The final Fatal Mistake I am highlighting in the series is this: If you have ever had a collection account, judgment or tax lien, assuming the creditor, collection agency or taxing body will report the resolution to all three bureaus is a big mistake! That goes for erroneous reporting you find on your report too.
Don’t assume that just because you paid-off a collection, judgment, or lien that it is immediately reported to the bureaus. Even when you close an account, it is often not efficiently reported as such to all bureaus. It is not uncommon to see such activity reported to just one bureau, even when the adverse account was being reported on your credit report by two or all three bureaus. Unfortunately, agencies and creditors are quick to report you when you own them money or have made a recent mistake, but they can be very slow to report the final resolution to that account when you have paid them off. Collection agencies and the creditors that have sold your account to the collector are both extremely poor at taking the final step and reporting that the account is paid in full.
This problem is magnified when
there has been a bankruptcy! Often times, accounts that have been involved in a bankruptcy have been bantered about between the creditors and various collection agencies long before the filing for bankruptcy protection.
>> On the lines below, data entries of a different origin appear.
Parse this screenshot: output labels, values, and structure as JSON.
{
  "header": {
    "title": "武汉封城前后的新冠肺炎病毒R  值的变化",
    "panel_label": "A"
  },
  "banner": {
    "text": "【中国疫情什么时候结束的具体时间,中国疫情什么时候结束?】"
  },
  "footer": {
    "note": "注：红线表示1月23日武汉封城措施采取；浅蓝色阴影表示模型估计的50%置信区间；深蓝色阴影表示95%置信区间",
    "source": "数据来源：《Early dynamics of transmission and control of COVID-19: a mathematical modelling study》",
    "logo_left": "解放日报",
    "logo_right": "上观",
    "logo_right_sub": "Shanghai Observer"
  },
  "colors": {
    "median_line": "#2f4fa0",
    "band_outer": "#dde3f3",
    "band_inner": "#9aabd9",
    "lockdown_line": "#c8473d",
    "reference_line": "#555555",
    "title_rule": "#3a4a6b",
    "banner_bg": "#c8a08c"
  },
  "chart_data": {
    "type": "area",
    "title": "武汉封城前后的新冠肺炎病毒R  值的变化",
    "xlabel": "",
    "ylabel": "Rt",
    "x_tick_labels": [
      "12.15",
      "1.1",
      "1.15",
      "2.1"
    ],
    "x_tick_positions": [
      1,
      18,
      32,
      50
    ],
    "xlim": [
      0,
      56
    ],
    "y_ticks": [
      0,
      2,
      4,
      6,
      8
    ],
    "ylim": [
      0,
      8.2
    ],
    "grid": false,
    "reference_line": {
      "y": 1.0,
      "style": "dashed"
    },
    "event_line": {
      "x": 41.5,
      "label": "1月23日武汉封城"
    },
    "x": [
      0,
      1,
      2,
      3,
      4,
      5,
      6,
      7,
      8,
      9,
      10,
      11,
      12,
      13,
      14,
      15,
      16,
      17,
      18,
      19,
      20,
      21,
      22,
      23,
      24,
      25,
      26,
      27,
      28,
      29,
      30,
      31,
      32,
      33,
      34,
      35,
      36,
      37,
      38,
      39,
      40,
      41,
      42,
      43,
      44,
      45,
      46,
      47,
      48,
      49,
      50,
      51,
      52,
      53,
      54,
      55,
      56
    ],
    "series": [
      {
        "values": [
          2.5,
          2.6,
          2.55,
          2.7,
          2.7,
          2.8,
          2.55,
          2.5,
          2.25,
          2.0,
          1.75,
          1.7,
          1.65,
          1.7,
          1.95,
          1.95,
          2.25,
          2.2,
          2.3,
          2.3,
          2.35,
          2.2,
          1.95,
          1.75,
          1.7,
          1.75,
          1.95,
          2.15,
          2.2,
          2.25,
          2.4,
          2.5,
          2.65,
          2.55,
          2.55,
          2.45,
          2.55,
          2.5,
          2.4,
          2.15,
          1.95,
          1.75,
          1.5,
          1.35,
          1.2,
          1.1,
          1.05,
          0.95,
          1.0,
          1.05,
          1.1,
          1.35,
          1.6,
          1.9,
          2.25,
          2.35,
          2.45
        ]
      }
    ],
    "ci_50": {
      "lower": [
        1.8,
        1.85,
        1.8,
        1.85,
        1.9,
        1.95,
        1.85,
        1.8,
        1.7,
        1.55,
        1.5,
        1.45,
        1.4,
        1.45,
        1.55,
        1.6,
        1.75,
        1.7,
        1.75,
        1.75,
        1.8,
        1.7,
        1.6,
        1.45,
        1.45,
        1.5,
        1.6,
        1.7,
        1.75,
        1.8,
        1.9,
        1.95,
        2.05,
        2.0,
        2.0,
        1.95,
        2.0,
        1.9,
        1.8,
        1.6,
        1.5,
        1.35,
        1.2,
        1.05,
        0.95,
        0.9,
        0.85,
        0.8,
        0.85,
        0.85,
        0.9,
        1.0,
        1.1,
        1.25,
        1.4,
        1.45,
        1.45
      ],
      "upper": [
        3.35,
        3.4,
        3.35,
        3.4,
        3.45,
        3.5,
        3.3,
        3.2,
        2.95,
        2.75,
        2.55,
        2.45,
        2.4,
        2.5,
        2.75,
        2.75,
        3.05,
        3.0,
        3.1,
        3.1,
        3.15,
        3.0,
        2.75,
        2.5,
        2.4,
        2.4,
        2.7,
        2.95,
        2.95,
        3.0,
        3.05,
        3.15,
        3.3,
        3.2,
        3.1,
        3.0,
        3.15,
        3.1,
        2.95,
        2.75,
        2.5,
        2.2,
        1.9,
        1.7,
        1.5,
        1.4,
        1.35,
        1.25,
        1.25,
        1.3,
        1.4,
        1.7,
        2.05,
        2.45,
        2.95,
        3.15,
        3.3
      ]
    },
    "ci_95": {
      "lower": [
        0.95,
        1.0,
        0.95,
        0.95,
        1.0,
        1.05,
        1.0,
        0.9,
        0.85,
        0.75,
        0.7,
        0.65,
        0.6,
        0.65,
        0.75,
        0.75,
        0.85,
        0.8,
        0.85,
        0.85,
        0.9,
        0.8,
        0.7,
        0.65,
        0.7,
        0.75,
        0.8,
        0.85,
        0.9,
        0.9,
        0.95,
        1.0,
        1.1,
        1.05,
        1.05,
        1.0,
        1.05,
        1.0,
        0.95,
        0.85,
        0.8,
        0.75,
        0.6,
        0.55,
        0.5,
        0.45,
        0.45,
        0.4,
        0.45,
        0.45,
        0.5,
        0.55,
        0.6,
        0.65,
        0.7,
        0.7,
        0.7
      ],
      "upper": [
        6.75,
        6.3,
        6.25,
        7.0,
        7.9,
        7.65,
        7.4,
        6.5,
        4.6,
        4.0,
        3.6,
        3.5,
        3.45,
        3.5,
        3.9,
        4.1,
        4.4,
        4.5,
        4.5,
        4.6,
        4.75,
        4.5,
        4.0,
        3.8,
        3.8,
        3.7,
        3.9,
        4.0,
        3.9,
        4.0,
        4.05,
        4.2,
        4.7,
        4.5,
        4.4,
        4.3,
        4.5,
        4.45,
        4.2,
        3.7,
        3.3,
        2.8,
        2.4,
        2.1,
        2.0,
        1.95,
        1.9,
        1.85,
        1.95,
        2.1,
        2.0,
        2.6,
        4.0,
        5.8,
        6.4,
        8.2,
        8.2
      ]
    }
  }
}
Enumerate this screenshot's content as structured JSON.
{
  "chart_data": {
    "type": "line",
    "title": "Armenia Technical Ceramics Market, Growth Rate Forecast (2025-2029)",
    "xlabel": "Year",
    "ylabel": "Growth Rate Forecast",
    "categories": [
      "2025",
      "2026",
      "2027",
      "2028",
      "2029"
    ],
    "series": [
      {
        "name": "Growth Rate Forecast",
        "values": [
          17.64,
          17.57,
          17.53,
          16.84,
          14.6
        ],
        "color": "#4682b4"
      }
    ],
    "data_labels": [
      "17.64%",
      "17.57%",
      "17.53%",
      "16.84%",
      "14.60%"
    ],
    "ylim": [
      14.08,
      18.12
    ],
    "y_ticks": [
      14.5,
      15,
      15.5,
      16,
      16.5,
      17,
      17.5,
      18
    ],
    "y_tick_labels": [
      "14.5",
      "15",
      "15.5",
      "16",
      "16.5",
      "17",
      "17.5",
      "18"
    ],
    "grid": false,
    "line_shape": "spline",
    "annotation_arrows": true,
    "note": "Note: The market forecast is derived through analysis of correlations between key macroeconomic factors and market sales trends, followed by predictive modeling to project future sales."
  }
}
The creditor is reporting the account as delinquent and is likely reported it as an account a “charge-off”.
At the same time, the creditor has sold the “bad account” (sold the paper) to a collection agency, in hopes of getting just a small percentage of their loss back if the agency is at all successful in the collection of a bad debt. This goes for credit cards, department store accounts and even installment loans like auto loans. The “paper” (account) is sold back and forth between creditors and agencies as they go from having a delinquent pay history, to that of no payments being made at all.
The problem is that after one files for bankruptcy protection and the
time it takes to successfully bankrupting the debt(s), the accounts may
be sold multiple times. In addition, it is not uncommon to see an
account go to collection AFTER it has been discharged in a bankruptcy.
You are thinking that you have a fresh start to rebuilding your credit
after the bankruptcy, yet there may be new collection accounts dated
after the discharge which has a huge impact on your already damaged
credit scores.
In addition, just because you may have been successful at having
certain debts discharged in a bankruptcy, don’t assume the discharge of
that debt is reported as such on your credit report. In fact, less that
50% of the accounts, collections and/or judgments discharged in a
bankruptcy will show as such after the completion of the bankruptcy.
You have to, again, follow up with each individual bureau and supply to
them copies of your discharge and list of creditors to insure that it
is reflected accurately on your overall credit report. It can take
years rather then months to see a rise in your credit scores if you
don’t follow as outlined above.
It is your responsibility to follow through with any such activity and make sure that all three bureaus have the most recent and accurate information possible. You can write and/or file online disputes with each individual bureau and supply copies of paid receipts and any correspondence you may have to insure that your record is recent and correct.